¿Recuerdas, Terry, querido perro mío, cuando nos poníamos a recordar?
No sé qué recordabas tú, y no recuerdo ya qué recordaba yo, pero los dos llevábamos encima muchos años. Teníamos por eso mucho qué recordar.
¿Has olvidado, ahora que ya no estás aquí, cuando subíamos por la vereda de los leñadores a la cumbre del alto cerro llamado el Coahuilón? Veíamos conejos, ardillas, venados, guajolotes silvestres. Una vez vimos una osa con sus dos cachorros. Ella se puso entre ellos y nosotros. Otra vez vimos un puma. Tú te pusiste entre él y yo.

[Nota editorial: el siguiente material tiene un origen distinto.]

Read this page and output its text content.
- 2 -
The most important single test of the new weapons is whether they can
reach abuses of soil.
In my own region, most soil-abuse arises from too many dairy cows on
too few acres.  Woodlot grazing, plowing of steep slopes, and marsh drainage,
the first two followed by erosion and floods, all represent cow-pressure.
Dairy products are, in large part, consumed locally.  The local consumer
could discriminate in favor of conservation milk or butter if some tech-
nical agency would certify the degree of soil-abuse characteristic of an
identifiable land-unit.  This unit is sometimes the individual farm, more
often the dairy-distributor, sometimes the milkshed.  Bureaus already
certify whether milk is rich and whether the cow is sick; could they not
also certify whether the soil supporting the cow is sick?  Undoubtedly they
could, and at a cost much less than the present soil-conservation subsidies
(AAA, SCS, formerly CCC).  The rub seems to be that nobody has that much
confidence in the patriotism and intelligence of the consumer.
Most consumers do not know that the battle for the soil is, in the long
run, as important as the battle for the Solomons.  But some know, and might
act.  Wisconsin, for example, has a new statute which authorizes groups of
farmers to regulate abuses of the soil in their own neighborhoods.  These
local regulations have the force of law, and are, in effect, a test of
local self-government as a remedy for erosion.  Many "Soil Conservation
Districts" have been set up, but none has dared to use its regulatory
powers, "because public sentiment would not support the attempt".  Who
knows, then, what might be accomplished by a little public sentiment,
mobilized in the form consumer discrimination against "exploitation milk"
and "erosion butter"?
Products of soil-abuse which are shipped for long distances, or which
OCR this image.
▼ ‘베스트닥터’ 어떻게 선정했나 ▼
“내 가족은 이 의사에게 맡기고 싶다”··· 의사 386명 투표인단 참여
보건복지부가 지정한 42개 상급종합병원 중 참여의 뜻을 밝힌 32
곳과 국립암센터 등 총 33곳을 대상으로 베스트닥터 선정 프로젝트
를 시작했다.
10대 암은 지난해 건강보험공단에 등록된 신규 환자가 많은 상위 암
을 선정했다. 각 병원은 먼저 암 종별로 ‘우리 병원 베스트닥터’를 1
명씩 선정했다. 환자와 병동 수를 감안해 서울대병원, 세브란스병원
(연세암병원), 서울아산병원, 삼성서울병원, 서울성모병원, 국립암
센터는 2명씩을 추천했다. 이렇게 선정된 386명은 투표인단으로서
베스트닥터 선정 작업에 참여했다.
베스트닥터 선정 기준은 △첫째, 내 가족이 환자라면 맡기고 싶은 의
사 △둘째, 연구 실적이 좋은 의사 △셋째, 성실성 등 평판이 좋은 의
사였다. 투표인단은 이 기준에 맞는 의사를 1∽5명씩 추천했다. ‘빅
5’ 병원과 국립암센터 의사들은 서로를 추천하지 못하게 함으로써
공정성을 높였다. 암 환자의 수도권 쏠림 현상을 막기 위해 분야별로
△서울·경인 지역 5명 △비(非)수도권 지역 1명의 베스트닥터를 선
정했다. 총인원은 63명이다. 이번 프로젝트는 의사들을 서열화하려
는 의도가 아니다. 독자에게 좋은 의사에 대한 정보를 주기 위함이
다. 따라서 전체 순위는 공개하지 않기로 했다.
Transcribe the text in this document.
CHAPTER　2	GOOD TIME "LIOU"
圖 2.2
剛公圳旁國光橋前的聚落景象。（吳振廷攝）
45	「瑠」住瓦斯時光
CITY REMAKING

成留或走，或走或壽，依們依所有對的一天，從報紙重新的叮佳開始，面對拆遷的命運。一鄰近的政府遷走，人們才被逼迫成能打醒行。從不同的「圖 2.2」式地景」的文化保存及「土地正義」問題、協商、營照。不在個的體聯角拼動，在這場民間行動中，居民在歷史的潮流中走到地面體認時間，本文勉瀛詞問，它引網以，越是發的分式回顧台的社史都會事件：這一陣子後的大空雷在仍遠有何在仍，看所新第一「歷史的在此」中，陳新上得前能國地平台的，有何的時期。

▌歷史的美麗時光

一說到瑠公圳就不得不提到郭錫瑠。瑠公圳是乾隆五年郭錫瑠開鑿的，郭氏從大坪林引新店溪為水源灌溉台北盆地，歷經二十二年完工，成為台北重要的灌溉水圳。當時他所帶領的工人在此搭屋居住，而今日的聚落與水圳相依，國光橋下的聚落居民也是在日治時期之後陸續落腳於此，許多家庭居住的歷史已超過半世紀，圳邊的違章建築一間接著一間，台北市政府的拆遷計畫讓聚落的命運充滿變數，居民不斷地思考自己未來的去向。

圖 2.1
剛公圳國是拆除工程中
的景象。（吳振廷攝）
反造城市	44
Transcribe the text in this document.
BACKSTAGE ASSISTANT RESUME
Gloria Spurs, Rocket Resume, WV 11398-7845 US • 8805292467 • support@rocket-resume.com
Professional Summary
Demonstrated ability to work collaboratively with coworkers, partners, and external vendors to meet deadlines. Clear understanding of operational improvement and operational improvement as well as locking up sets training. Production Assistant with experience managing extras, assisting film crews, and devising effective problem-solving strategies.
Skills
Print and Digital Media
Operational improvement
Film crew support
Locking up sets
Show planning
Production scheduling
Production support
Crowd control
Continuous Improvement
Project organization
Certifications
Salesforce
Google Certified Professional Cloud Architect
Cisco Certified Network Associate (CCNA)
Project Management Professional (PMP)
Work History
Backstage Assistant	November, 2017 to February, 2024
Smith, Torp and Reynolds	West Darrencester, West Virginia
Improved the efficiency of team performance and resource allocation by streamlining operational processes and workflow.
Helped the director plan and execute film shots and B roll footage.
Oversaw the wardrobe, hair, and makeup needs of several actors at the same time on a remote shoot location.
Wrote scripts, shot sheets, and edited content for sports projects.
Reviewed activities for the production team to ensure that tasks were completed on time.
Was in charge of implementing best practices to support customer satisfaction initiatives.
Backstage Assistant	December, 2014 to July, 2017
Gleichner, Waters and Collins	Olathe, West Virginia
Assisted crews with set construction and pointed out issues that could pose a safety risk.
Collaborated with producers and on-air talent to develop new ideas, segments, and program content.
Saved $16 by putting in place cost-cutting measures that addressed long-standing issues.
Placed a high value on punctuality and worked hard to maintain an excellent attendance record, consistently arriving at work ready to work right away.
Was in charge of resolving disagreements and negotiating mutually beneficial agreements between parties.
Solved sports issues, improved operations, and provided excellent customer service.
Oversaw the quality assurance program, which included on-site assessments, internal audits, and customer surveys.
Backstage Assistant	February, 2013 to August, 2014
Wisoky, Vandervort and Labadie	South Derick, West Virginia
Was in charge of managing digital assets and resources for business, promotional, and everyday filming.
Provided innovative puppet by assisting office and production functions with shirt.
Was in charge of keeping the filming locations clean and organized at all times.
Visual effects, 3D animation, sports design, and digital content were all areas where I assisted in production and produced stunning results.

No nos olvidemos de recordar, Terry. Con el tiempo los recuerdos se van y los olvidos llegan. Recuérdame como era yo, feliz, al lado de la amada eterna, y yo te recordaré como te pusiste tú, feliz, cuando te llevamos a la casa de tu primera novia.
Todo ha pasado, perro mío. Todo es pasado ya. Pero en la casa donde el recuerdo vive todo está vivo aún. No hay muerte ahí, que es una forma del olvido. Y no hay olvido, que es una forma de la muerte. Recordemos entonces, Terry. Recordemos. Volvamos a vivir.